Per la classifica di esperti (registi e attori internazionali) del New York Times. Rohrwacher è la regista che rappresenta al meglio il cinema italiano.
Come fatto nel luglio dell’anno scorso scegliendo i 100 libri più belli del 21° secolo – e a classificarsi primo fu L’amica geniale di Elena Ferrante – il New York Times ha "ridato la parola agli esperti" e, a partire da ieri, ha iniziato a svelare i 100 migliori film del 21° secolo scelti da celebri addetti ai lavori (registi, attori ma anche cinefili di rilievo).
Oltre 500 persone, tra cui Pedro Almodóvar e Sofia Coppola, hanno inviato la loro personale lista di 10 titoli preferiti, fra tutti quelli usciti dal 1° gennaio 2000. Realizzata in collaborazione con il sito di data journalism del Nyt, The Upshot, questa classifica svelerà 20 titoli per volta fino a decretare un vincitore. Nel frattempo però si possono visualizzare a parte le singole liste dei filmmaker ed è qui che si nasconde l’elemento più interessante, almeno per il nostro cinema.
C’è un nome, infatti, che in questo elenco emerge quanto Luca Guadagnino (5 citazioni, una di Almodóvar - Guadagnino l’“hollywoodiano“ è anche tra i votanti) e più di Paolo Sorrentino (3 citazioni) – 1 citazione a testa per Bertolucci (Io e te, votato da Guadagnino), Carpignano, Cortellesi, Frammartino, Garrone. È il nome di Alice Rohrwacher insieme a tre dei suoi lungometraggi: Le meraviglie, Lazzaro felice e La Chimera. È quasi ironico che proprio lei sia diventata il simbolo di una nuova poetica autoriale italiana nel mondo. Lei che, in realtà, desidera "spegnere il fuoco degli autori" e veder "rinascere un cinema veramente collettivo", in cui il film sia "l’opera di un noi" (come disse al Bellaria Film Festival nel 2024). Ad ammirare Rohrwacher o non è solo il New York Times stesso, con le sue recensioni, né è solo Hollywood. Forse solo l’Italia sembra – o non vuole – accorgersi del suo valore (impossibile dimenticare le sue lacrime per i complimenti ricevuti da Justine Triet la notte in cui La chimera non vinse nemmeno uno dei 13 David a cui era candidato).

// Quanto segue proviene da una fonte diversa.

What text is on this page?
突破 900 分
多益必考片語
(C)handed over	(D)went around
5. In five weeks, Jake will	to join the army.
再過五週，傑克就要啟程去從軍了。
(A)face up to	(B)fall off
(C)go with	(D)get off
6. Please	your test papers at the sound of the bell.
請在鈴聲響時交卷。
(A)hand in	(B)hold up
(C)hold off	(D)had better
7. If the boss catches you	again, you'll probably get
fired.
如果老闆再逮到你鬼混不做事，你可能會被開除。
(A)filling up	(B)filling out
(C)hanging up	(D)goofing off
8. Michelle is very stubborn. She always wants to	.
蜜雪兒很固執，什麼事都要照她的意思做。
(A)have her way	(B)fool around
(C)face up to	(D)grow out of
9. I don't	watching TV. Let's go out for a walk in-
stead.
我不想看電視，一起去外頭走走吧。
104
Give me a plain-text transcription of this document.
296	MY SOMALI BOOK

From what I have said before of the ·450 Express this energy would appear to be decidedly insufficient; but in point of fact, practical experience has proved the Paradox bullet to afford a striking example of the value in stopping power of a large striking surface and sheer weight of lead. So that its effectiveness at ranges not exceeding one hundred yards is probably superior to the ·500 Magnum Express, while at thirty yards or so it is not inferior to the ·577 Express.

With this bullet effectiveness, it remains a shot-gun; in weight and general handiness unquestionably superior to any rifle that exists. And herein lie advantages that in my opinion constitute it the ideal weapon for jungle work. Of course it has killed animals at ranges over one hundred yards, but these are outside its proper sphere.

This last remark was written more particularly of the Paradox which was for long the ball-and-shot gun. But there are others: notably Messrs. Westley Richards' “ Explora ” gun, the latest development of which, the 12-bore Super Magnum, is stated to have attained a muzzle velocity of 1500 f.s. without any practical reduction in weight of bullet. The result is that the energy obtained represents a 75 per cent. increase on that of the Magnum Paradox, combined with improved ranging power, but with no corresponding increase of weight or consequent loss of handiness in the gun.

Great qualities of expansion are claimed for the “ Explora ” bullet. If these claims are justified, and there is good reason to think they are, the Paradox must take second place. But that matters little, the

La fascinazione che però Rohrwacher esercita sui colleghi registi arriva fino al sudcoreano Bong Joon-ho, solo per citare uno dei voti che la regista ha ricevuto nella classifica di esperti del New York Times. È una forza di attrazione, cioè, che attraversa le culture e raggiunge un livello più profondo della sensibilità umana, rimanendo leggibile e comprensibile oltre le differenze specifiche del pubblico. Alice Rohrwacher, cioè, racconta sempre di un tempo e di uno spazio indefinito in cui esistere. Mette in scena sentimenti arcaici e primitivi, in fondo comuni a tutti, che prendono vita attraverso metafore o miti e simbolismi naturali. Nei suoi film si attraversa continuamente il confine fra terreno e ultraterreno, in una sospensione di incredulità preziosa, creativa e immaginifica che si nutre soprattutto della marginalità. Raccontare i margini (della vita e della società) tuttavia è ben diverso dall’innamorarsene come fa la regista. È nel suo sguardo rapito – così come nella sua visione antiurbana, provinciale nel senso più positivo possibile – che emerge il tono magico e astratto dei suoi film.
Favole moderne in cui il mondo arcaico si scontra con la modernità (Le meraviglie), il bene si scontra con il male (Lazzaro felice) e la morte con la vita (La chimera). Niente però è definibile mai dentro confini netti e precisi, inetichettabile, come l’esistenza stessa. È lì, nell’indefinito, che vive l’enigma di Alice Rohrwacher.